Коллекционер жизней. Джорджо Вазари и изобретение искусства (Чарни, Роланд) - страница 180

Конклавы проходили внутри Сикстинской капеллы. С потолков на кардиналов, запертых до тех пор, пока они не выберут нового папу, смотрели пророки и сивиллы Микеланджело. Чтобы процедура не затягивалась, кардиналам с каждым разом подавали всё меньшие и всё менее аппетитные порции еды. Снаружи на улицах Рима люди делали ставки на то, какого кардинала выберут. Ежедневно сообщалось о результатах голосования и даже о размере порций. От этого зависели и ставки.

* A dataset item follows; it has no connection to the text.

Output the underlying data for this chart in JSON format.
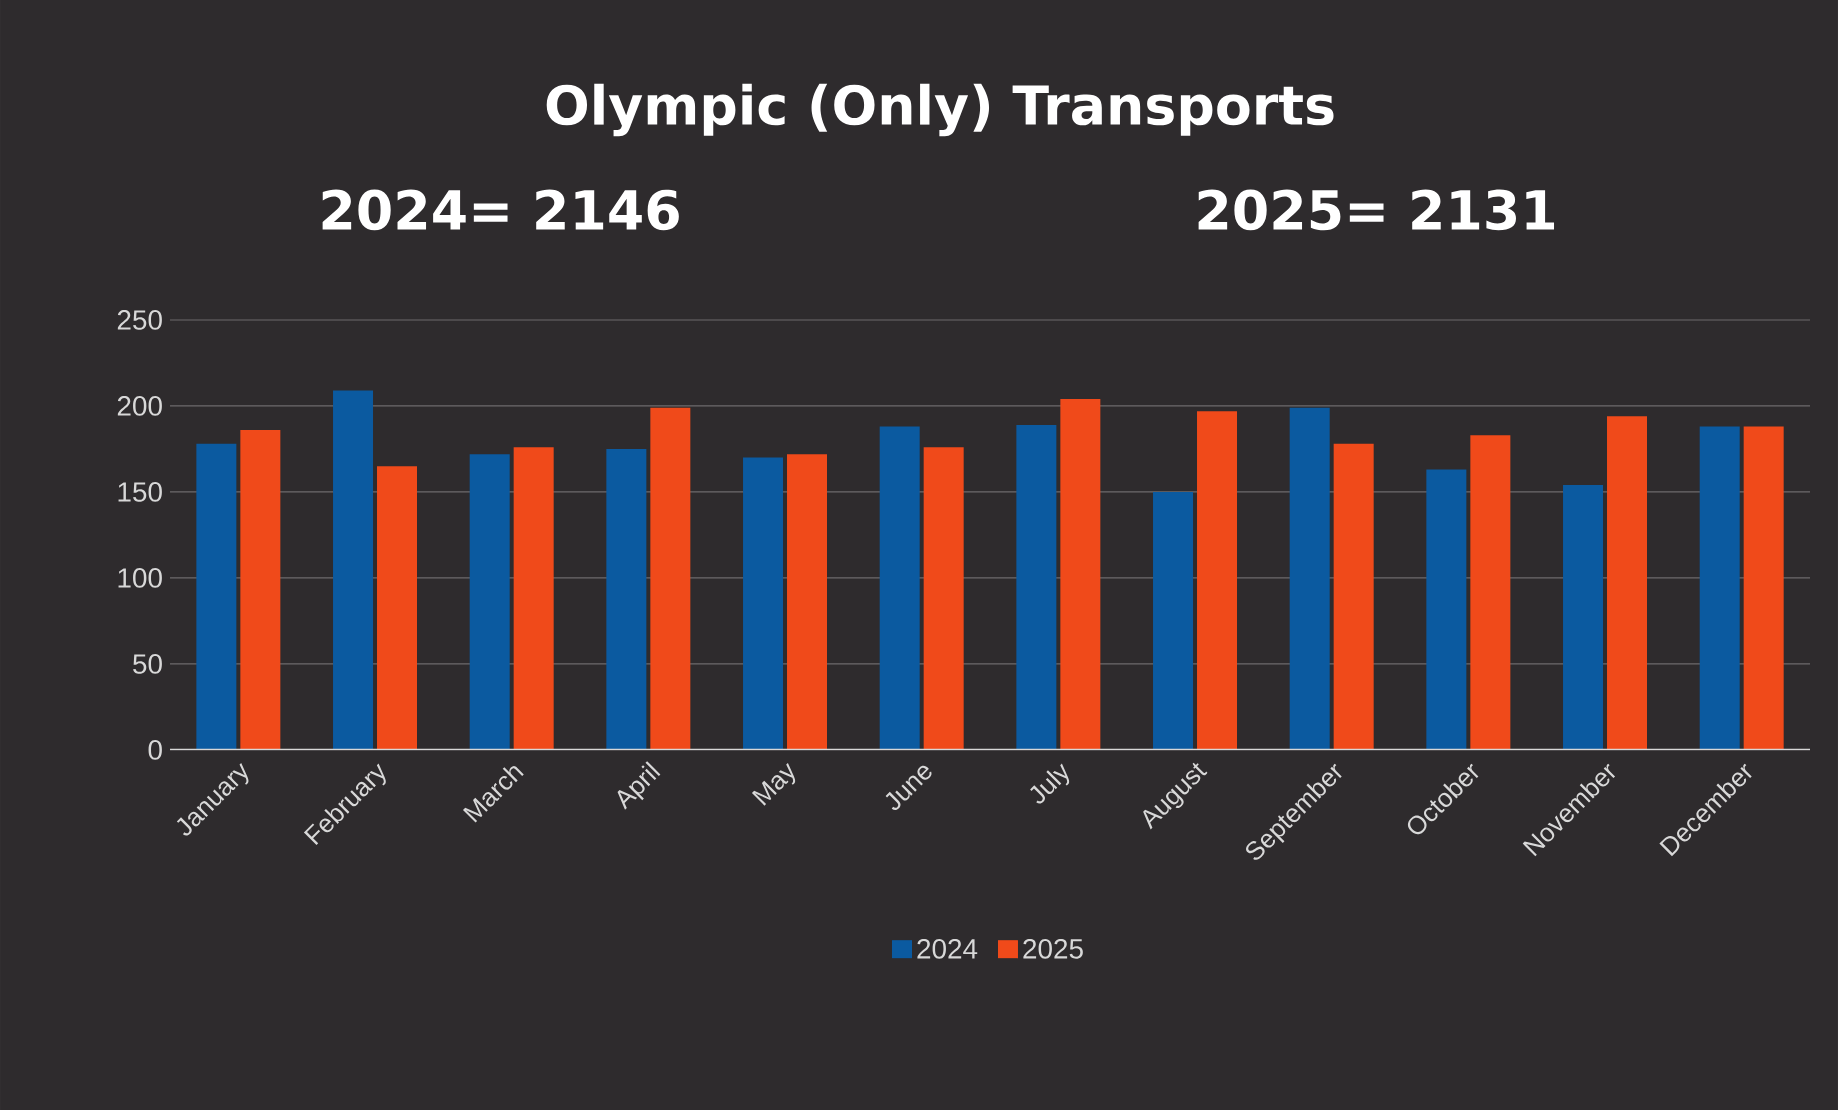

Как обычно, голоса разделились между испанской и французской фракциями. Но Карафа воспользовался ситуацией и сумел заполучить титул. Он взял имя Павел IV, в честь своего наставника Павла III, который сделал его кардиналом, с чего и начался его путь к влиятельности и богатству. Облеченный наивысшей властью, этот когда-то верный союзник Павла III стал настоящим тираном. Как и все неаполитанские бароны, Карафа ненавидел испанских захватчиков и Карла V, который посадил в Неаполе и в королевстве этих ненавистных вице-королей. Он был одинаково настроен против евреев, протестантов и еретиков. До сих пор его имя связывают с усилением власти Инквизиции в Риме и насильным переселением евреев в гетто.

Для Козимо, женатого на испанке, наступил не лучший момент, чтобы возлагать надежды на Рим. Вместо этого он издал несколько декретов, которые гарантировали религиозную свободу в Тоскане. Таким образом, герцогство быстро превратилось в место, куда бежали евреи от репрессивного режима Папского государства[313]. Многие из беженцев[314] были прекрасно образованными людьми: докторами, юристами, раввинами. Они только способствовали культурному расцвету Флоренции и подчиненных ей территорий.

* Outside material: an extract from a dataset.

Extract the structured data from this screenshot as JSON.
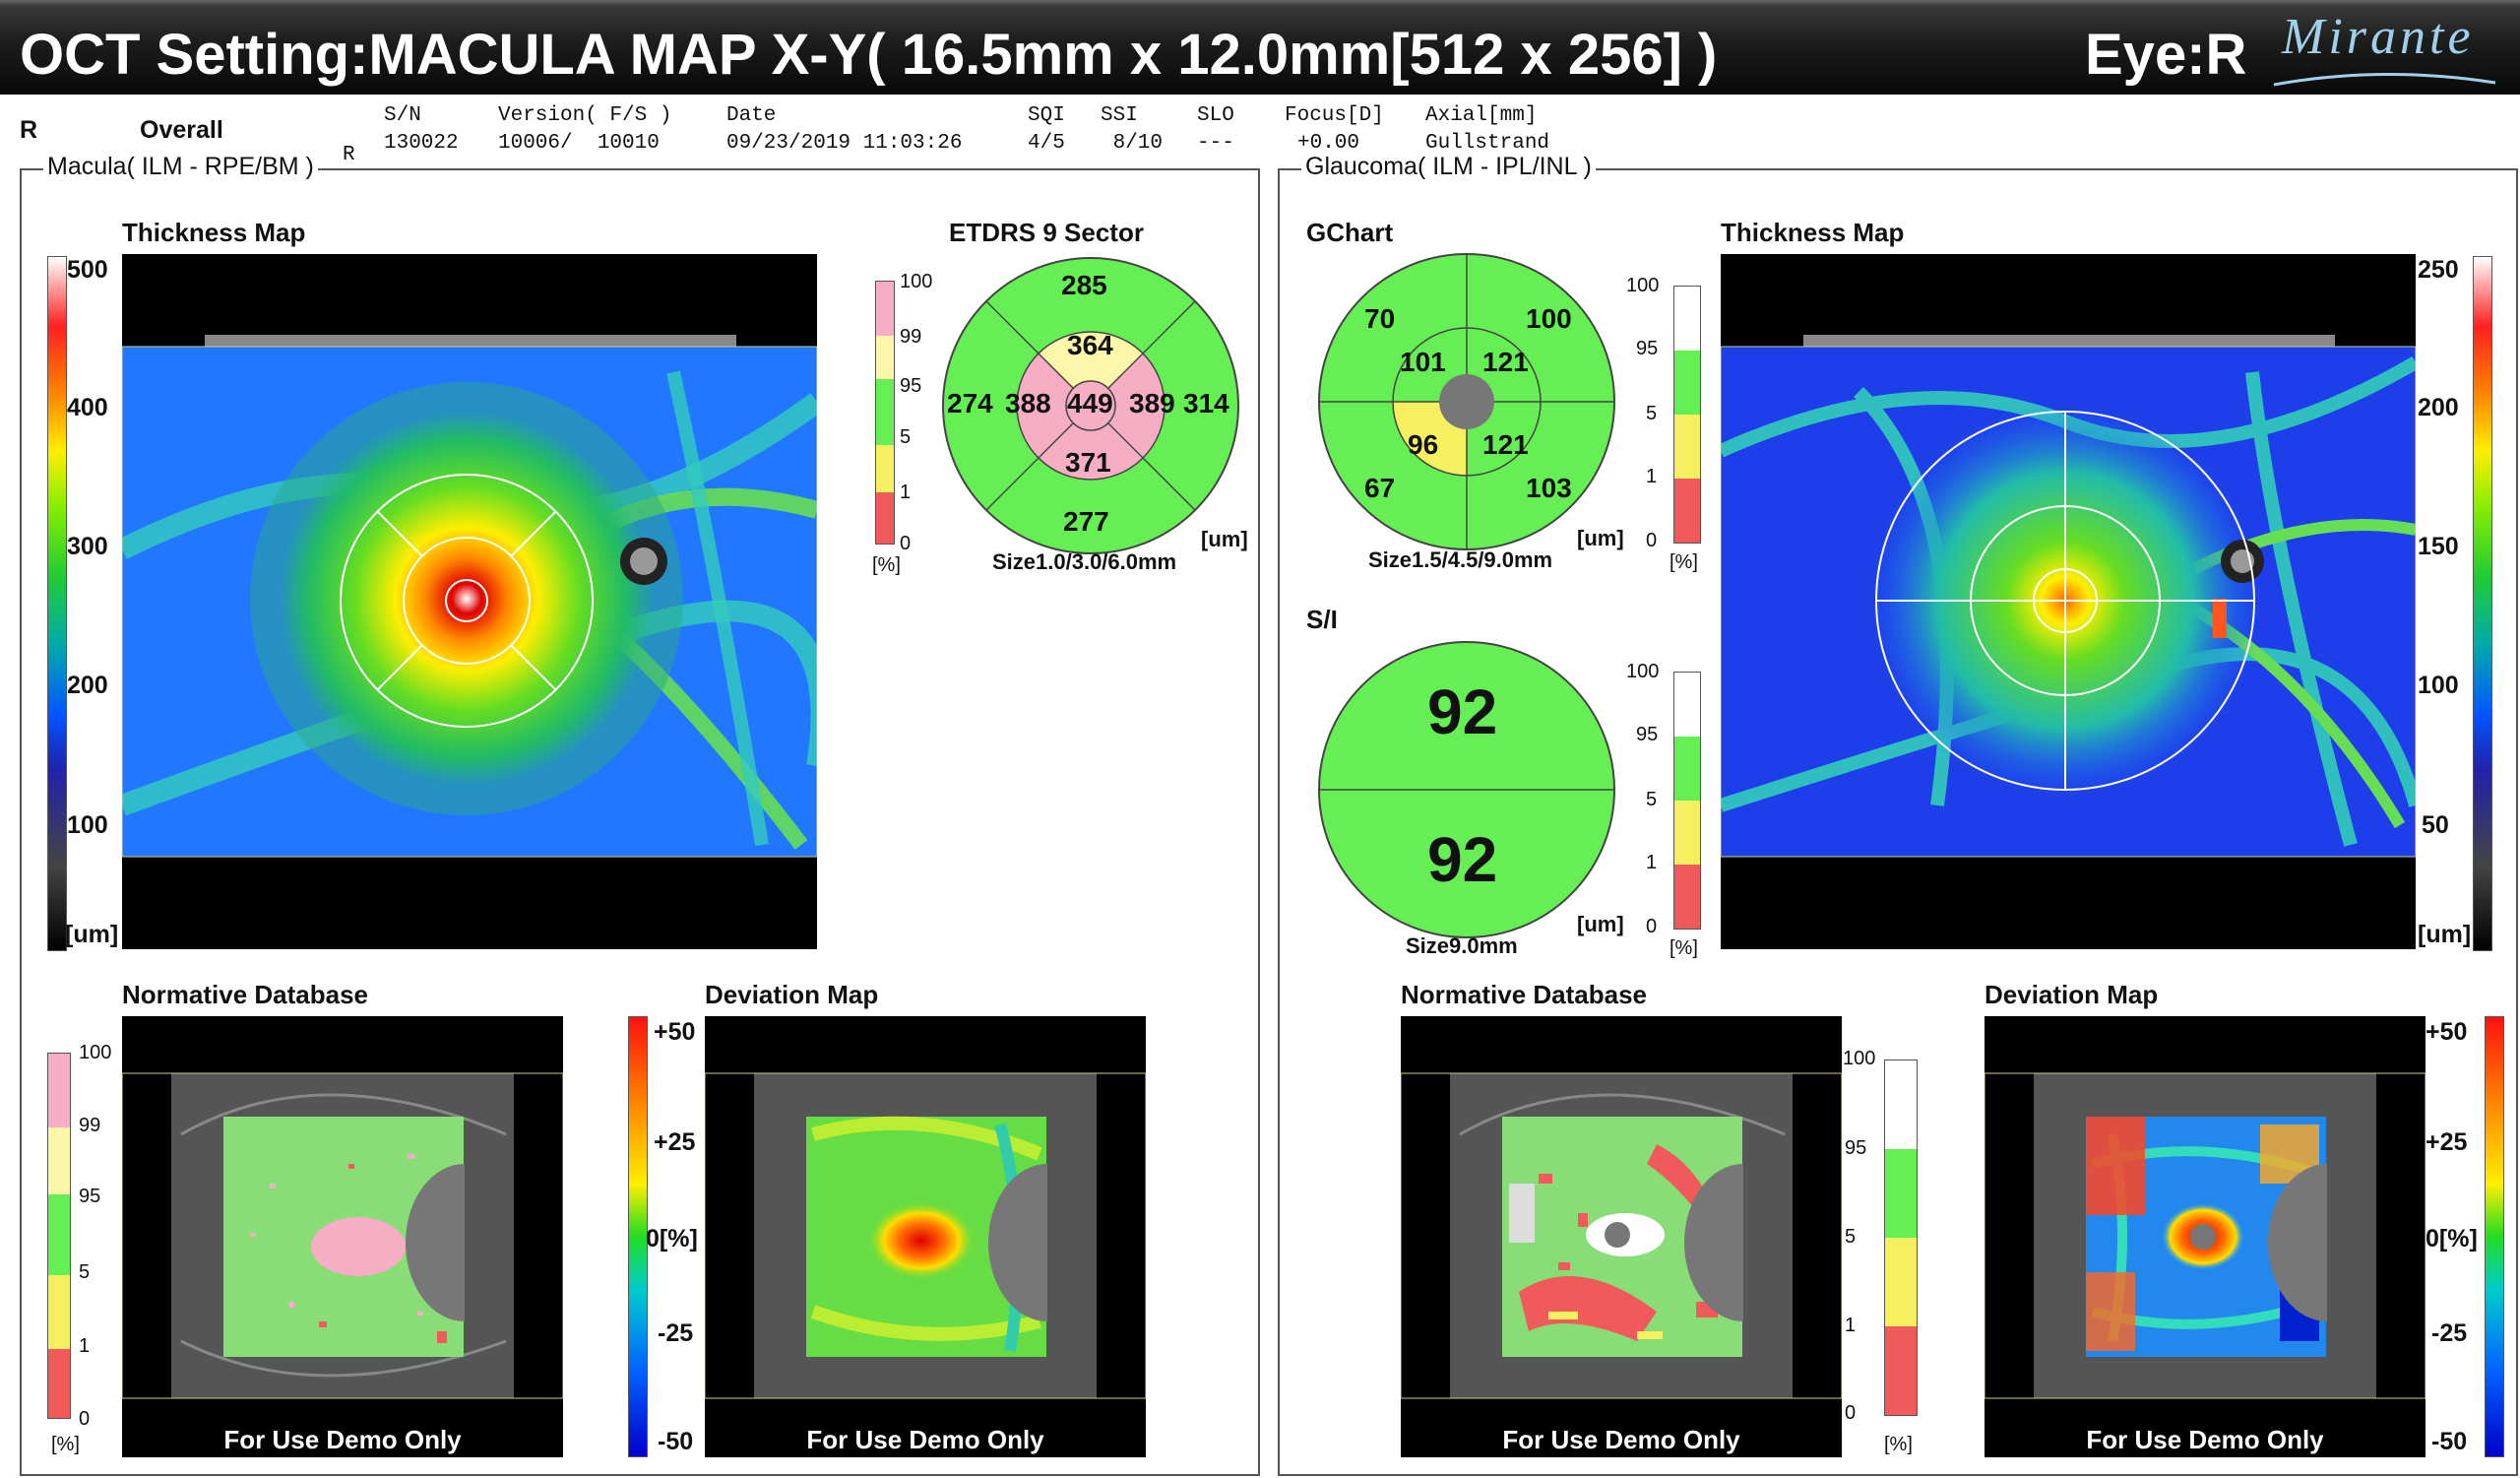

Тем временем началась работа над Залом пятисот. Он более не был залом для собраний городского совета. Он был залом для аудиенций честолюбивого монарха. Вазари знал, что ему делать. Когда-то он видел большой зал, обшитый деревом, во Дворце дожей в Венеции, видел готические своды Кастель Нуово в Неаполе, видел возвышающиеся своды Древнего Рима и Сикстинской капеллы. Он поднял потолок зала на потрясающие восемь метров (тем самым увеличив высоту стен на одну треть). В каждом конце зала он прорезал по огромному окну. Теперь даже в плохую погоду помещение было залито светом. Фрески в изящных гипсовых рамах рассказывали о победах Флоренции Козимо.

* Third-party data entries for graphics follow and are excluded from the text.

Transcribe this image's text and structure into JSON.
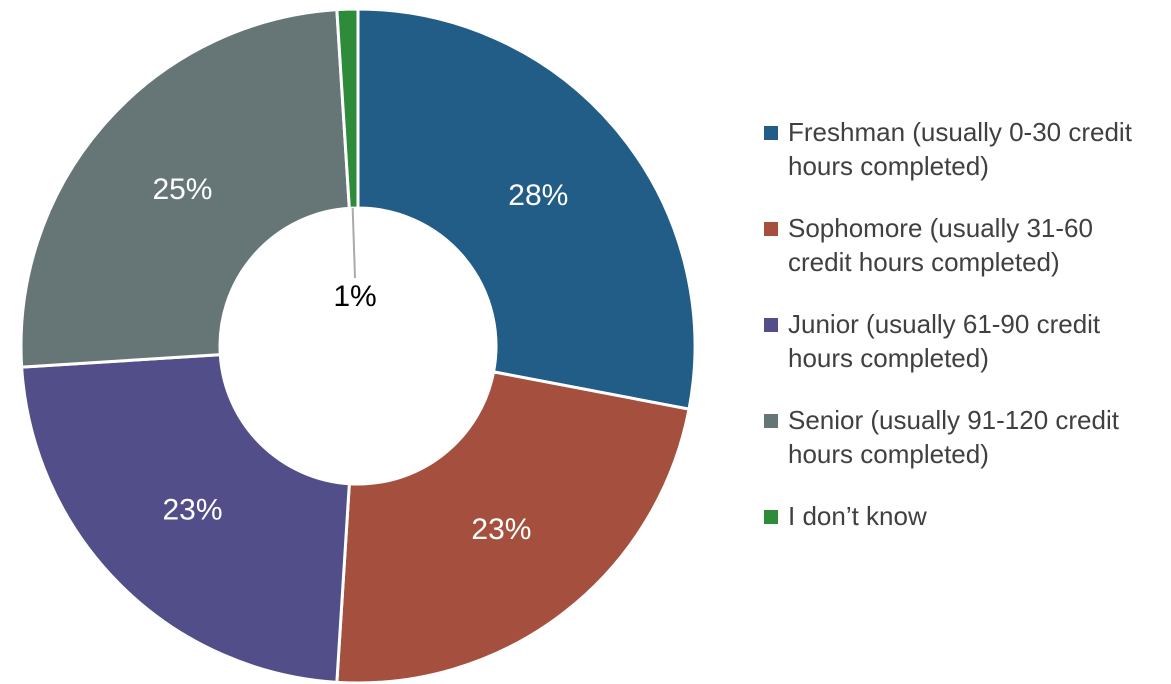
{
  "chart_data": {
    "type": "donut",
    "categories": [
      "Freshman (usually 0-30 credit hours completed)",
      "Sophomore (usually 31-60 credit hours completed)",
      "Junior (usually 61-90 credit hours completed)",
      "Senior (usually 91-120 credit hours completed)",
      "I don’t know"
    ],
    "values": [
      28,
      23,
      23,
      25,
      1
    ],
    "value_labels": [
      "28%",
      "23%",
      "23%",
      "25%",
      "1%"
    ],
    "colors": [
      "#215d87",
      "#a5503f",
      "#524e8a",
      "#667676",
      "#2e8b3a"
    ],
    "legend": "right"
  }
}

Поскольку фрески находились высоко над головами зрителей, Козимо заказал серию статуй, чуть больше человеческого роста, чтобы поставить их вдоль стен. Их герцог, разумеется, поручил своему придворному скульптору Баччо Бандинелли. Самая знаменитая из них запечатлела еще один подвиг Геркулеса — битву с великаном Антеем, которого можно было победить, лишь оторвав от земли, питающей его силы. Геркулес поднял Антея над головой и перевернул его вверх ногами. Но эта диспозиция позволила Антею получить доступ к самому уязвимому месту Геркулеса и схватить его мертвой хваткой. Малейшее движение, и Геркулес рискует остаться без своего мужского достоинства. Так они и стоят, замершие, уже пять столетий, в нелепом и в то же время совершенном равновесии.